The difference between BLE and classic Bluetooth is that the BLE devices consume remarkably less power for communication than classic Bluetooth devices. In addition, the BLE is able to start the data transmission much quicker than the classic Bluetooth. This makes it possible to have BLE devices constantly on and to communicate intermittently with other devices.
In BLE technology, one or more so called slave devices can be connected to a master device. To let the master know about the slave devices before connection, the slave devices (or at that point “advertisers”) periodically, at pseudo-random intervals, pass advertisement packets which the master device (also known as scanner device, i.e. “scanner”) is scanning. Depending on the type of advertisement packet sent by an advertiser device, the scanner device may respond to the received advertisement packet by requesting a connection with the advertiser device, or may respond by requesting further information from the advertiser device. Beacons are a particular type of BLE advertiser device that transmit advertisement packets with a unique identifier to nearby portable electronic devices such as smart phones. An application on a portable electronic device may respond to information within an advertisement packet received from a beacon by performing an action, such as approximating the location of the portable device. After an advertiser device and scanner device become connected as master and slave, the master device may request bonding with the slave device. This means that the devices exchange long term keys or other encryption info to be stored for future connections. In another case, the master device may request pairing with the slave device, in which case the connection may be encrypted only for the duration of the current connection, during which short term keys are exchanged between the master device and slave device.

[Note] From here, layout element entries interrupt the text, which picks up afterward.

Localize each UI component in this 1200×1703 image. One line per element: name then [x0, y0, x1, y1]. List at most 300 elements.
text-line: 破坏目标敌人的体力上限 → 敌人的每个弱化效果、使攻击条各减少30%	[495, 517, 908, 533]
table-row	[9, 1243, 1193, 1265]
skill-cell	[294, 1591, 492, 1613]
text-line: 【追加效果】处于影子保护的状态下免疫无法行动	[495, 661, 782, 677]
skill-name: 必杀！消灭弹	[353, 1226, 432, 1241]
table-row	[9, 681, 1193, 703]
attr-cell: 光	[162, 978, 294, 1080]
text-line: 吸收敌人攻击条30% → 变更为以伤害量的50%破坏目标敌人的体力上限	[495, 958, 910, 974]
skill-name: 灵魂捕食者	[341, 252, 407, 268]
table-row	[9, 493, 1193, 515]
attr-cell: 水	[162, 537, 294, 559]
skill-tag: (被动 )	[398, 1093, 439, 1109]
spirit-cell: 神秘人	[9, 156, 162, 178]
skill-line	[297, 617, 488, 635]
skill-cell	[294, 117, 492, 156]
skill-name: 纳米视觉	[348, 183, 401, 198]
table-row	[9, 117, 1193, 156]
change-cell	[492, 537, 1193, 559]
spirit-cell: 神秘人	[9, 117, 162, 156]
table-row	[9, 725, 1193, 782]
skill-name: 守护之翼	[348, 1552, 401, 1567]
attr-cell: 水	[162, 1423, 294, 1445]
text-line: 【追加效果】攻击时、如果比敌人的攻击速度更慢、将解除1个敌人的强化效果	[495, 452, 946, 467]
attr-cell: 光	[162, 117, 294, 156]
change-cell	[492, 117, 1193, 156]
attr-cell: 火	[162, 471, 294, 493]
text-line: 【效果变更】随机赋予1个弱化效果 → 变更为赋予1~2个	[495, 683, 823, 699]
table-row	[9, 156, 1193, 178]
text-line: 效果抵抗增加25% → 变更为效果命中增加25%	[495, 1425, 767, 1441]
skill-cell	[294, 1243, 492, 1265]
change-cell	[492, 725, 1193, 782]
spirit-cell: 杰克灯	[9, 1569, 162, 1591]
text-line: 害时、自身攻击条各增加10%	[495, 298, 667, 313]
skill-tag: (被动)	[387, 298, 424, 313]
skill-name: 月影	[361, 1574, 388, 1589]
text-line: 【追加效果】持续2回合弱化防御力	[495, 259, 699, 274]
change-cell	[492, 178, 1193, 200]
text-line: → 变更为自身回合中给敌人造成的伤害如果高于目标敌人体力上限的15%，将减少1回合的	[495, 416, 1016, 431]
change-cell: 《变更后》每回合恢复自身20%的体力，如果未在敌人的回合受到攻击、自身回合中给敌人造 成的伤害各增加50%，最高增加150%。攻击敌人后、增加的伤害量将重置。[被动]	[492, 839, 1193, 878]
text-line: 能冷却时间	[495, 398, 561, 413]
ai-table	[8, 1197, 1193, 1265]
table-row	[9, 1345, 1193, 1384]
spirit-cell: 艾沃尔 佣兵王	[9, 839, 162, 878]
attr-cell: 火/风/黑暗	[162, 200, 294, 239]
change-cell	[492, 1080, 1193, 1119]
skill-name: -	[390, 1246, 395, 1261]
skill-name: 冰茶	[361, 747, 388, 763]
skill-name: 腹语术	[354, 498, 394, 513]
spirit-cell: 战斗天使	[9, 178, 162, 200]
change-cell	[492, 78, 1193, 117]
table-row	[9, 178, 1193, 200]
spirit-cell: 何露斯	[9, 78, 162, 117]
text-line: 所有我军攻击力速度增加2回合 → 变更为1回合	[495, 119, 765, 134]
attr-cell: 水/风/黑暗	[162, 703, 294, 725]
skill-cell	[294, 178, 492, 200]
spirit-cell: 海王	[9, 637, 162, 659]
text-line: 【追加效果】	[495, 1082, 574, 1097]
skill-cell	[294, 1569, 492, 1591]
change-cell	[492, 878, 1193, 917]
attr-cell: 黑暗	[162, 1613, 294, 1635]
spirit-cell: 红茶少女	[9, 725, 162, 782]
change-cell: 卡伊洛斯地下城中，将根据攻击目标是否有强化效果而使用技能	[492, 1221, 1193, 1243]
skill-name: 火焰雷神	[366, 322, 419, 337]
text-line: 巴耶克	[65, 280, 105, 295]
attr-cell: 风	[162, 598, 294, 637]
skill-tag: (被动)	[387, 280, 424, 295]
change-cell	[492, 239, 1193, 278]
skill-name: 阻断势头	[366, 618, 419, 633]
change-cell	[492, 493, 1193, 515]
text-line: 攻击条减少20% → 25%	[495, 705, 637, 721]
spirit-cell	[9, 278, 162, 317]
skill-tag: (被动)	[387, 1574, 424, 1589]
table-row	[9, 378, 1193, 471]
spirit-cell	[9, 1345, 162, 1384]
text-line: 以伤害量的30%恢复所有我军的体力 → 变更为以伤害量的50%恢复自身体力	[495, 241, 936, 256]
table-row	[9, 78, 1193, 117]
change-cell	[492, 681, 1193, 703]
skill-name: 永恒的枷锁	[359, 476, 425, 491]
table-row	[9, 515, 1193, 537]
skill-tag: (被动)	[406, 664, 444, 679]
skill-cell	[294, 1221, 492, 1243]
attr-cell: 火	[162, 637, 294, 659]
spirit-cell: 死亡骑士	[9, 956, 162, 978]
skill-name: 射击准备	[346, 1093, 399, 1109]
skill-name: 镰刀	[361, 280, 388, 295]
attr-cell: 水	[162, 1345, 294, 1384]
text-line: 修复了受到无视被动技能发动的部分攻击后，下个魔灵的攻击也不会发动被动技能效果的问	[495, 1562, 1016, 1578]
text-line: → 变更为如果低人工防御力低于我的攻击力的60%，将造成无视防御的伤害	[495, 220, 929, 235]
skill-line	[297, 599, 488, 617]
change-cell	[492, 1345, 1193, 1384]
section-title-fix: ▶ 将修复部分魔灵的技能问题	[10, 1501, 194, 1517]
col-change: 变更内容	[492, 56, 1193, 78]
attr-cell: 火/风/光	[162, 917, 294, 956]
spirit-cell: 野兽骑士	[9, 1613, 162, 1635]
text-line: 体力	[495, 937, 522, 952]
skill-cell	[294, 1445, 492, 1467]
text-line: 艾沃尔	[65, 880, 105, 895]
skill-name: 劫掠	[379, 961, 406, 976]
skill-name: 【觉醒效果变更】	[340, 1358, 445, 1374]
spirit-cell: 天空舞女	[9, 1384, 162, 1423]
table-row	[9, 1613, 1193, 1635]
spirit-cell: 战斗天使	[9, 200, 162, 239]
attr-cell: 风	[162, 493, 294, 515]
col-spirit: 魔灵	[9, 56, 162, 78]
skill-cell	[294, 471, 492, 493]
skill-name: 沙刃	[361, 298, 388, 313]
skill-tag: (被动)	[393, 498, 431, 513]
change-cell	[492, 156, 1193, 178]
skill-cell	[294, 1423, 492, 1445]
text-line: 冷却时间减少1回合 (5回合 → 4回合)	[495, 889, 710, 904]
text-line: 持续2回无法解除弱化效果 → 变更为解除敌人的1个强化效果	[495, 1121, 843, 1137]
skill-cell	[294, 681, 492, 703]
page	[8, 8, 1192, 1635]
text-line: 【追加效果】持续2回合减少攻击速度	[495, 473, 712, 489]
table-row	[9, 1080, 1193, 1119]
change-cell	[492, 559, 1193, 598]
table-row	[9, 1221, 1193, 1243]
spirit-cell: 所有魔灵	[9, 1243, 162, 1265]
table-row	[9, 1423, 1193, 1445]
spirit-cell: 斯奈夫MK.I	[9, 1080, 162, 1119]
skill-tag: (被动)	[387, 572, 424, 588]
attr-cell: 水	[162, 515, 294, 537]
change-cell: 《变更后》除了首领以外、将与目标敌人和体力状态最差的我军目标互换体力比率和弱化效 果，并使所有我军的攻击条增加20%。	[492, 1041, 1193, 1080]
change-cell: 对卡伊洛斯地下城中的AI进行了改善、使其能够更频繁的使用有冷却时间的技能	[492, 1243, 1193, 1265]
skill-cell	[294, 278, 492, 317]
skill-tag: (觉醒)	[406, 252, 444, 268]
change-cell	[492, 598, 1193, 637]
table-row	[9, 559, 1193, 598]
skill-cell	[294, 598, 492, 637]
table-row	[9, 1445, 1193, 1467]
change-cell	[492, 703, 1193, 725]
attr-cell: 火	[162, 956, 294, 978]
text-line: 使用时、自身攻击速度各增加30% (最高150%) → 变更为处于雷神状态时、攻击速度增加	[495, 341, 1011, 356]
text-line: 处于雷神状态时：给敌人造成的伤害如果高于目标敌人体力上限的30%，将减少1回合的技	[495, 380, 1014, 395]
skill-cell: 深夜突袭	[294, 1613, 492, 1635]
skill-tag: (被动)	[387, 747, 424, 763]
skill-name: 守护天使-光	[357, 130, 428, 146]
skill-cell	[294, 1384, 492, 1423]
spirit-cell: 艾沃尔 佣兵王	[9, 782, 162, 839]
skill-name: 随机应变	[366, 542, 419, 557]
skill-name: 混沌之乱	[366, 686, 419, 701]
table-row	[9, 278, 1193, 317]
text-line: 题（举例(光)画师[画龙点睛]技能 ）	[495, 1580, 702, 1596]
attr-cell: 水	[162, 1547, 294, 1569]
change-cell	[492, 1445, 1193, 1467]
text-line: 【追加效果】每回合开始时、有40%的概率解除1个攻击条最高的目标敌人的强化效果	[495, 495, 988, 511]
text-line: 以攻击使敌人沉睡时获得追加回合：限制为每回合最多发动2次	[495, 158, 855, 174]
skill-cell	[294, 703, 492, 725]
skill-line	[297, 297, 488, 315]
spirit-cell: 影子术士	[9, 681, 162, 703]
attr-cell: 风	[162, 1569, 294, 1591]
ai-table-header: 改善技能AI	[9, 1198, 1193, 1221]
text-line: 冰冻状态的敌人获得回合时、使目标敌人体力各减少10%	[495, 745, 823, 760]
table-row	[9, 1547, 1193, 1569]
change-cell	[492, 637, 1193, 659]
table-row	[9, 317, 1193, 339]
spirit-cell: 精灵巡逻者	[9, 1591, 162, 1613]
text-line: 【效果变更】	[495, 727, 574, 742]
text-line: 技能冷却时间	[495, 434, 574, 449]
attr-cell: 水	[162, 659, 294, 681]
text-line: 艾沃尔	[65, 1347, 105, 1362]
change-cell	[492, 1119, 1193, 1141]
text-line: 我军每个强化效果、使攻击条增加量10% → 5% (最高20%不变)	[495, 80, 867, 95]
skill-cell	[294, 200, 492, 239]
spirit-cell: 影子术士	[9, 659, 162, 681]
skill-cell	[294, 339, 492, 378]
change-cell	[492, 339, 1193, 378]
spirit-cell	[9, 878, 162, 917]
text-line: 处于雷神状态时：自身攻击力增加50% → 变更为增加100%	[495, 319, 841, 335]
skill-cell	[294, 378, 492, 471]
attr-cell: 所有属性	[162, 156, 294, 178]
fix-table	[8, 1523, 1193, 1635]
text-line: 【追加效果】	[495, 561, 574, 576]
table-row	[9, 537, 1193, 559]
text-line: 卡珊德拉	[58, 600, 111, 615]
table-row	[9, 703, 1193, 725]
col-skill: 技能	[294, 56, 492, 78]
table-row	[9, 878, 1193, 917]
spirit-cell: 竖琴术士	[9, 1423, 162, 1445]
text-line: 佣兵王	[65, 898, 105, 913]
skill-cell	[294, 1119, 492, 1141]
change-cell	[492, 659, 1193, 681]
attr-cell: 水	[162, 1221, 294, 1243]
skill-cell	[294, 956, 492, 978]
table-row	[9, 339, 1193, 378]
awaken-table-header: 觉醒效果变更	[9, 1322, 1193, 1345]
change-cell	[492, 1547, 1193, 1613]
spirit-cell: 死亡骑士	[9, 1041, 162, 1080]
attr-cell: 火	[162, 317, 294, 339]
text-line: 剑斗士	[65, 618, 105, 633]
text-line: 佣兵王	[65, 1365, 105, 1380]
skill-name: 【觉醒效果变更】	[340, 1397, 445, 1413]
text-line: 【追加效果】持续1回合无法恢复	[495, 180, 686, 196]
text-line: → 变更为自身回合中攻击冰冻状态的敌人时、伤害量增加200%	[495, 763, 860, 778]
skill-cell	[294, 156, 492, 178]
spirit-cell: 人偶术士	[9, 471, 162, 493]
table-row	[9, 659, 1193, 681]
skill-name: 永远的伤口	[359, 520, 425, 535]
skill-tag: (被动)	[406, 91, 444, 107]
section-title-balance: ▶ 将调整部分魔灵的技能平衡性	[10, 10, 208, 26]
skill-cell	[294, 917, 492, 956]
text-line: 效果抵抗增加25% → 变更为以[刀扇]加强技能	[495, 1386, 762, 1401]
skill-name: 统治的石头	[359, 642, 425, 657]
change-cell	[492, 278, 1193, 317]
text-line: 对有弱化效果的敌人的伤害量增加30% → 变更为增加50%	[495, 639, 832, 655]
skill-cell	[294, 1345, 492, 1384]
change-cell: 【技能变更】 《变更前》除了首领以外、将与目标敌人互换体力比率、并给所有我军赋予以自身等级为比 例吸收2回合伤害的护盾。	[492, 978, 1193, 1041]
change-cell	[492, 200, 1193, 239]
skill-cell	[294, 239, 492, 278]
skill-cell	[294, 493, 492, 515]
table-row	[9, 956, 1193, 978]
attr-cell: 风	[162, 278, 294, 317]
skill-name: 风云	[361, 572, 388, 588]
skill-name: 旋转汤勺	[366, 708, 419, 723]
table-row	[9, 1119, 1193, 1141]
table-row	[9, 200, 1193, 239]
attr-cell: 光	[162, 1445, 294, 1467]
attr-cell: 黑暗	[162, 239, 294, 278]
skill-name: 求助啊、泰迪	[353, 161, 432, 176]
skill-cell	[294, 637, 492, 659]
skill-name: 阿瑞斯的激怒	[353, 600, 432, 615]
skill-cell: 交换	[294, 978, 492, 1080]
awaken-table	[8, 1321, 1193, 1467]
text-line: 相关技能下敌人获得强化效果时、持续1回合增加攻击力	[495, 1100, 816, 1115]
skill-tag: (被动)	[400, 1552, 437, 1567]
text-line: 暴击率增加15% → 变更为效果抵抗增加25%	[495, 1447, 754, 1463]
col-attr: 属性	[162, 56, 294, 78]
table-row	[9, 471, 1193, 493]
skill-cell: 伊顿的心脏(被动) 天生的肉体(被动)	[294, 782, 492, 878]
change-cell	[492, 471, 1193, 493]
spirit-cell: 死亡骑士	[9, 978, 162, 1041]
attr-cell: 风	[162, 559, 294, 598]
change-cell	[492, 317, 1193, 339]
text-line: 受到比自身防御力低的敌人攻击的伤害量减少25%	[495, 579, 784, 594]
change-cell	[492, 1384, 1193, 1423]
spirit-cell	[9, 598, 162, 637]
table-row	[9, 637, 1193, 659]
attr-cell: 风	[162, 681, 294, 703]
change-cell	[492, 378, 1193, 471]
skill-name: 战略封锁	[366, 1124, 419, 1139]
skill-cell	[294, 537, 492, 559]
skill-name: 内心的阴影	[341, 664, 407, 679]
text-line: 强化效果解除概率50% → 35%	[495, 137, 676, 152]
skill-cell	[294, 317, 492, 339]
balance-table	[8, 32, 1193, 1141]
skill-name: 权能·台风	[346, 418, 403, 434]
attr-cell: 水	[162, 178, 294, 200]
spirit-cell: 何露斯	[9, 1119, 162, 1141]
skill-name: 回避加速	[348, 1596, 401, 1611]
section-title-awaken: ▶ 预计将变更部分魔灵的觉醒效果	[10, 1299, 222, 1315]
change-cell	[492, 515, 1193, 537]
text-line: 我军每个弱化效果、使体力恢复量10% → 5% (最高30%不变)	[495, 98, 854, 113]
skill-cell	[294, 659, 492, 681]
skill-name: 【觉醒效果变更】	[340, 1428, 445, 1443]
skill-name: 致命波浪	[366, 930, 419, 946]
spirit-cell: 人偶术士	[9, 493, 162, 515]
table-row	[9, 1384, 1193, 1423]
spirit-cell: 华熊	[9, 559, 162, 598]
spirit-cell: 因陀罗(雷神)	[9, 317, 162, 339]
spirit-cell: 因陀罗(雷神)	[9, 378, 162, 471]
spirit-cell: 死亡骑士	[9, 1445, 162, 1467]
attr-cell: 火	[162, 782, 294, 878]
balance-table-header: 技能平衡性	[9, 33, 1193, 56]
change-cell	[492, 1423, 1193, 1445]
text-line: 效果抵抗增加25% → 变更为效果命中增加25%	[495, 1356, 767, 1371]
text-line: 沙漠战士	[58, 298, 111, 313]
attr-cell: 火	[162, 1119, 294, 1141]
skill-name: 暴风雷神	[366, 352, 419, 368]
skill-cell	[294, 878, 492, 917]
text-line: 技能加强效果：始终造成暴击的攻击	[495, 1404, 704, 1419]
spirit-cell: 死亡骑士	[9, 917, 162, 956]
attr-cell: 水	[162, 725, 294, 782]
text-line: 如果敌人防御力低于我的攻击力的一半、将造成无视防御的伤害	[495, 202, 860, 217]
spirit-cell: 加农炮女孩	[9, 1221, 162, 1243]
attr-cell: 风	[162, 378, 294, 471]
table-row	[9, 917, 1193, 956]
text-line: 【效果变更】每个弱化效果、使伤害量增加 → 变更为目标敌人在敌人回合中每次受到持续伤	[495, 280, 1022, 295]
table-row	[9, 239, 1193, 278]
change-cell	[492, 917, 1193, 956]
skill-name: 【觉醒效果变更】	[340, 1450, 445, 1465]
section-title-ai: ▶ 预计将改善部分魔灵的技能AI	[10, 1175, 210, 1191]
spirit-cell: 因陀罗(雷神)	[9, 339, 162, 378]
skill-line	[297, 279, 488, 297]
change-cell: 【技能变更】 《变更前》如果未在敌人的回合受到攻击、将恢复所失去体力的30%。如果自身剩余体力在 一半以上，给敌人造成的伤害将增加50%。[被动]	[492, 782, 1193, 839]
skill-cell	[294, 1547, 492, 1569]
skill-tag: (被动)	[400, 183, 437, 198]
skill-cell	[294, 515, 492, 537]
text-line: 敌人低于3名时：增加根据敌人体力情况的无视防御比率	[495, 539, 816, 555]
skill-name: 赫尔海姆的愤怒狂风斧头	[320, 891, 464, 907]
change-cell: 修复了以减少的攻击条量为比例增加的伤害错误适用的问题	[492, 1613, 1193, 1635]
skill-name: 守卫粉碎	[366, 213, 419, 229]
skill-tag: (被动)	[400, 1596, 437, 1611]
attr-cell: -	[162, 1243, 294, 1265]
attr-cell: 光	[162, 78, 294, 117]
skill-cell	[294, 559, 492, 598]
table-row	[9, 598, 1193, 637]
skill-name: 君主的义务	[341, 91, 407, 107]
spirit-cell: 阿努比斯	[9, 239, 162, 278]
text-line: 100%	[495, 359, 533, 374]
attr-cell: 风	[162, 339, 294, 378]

Restricting access to a wireless device for bonding or pairing purposes is usually accomplished by initial password authentication. In some cases, a password code is visibly printed onto an outside surface of the wireless device to be accessed. In such a case, a user desiring initial access to that wireless device needs to have visual access to the wireless device in order to see the printed password code on the device. The user may then input that visible code into another (accessing) device to allow the connection process. Other ways to restrict access to a wireless device for bonding or pairing purposes is to require a user to press a button or touch a display on the wireless device to be accessed, or to use another channel to transfer information to the wireless being accessed. However, such authentication technologies add cost & size to the wireless device. Yet another way of restricting access to a wireless device employs received signal strength (RSSI)-based filtering in an attempt to ensure that an accessing device has close proximity to the accessed device. However, RSSI is not always an accurate measure of device proximity since strong radio signals may sometimes be received from wireless devices that are outside the desired threshold distance range for allowing authentication.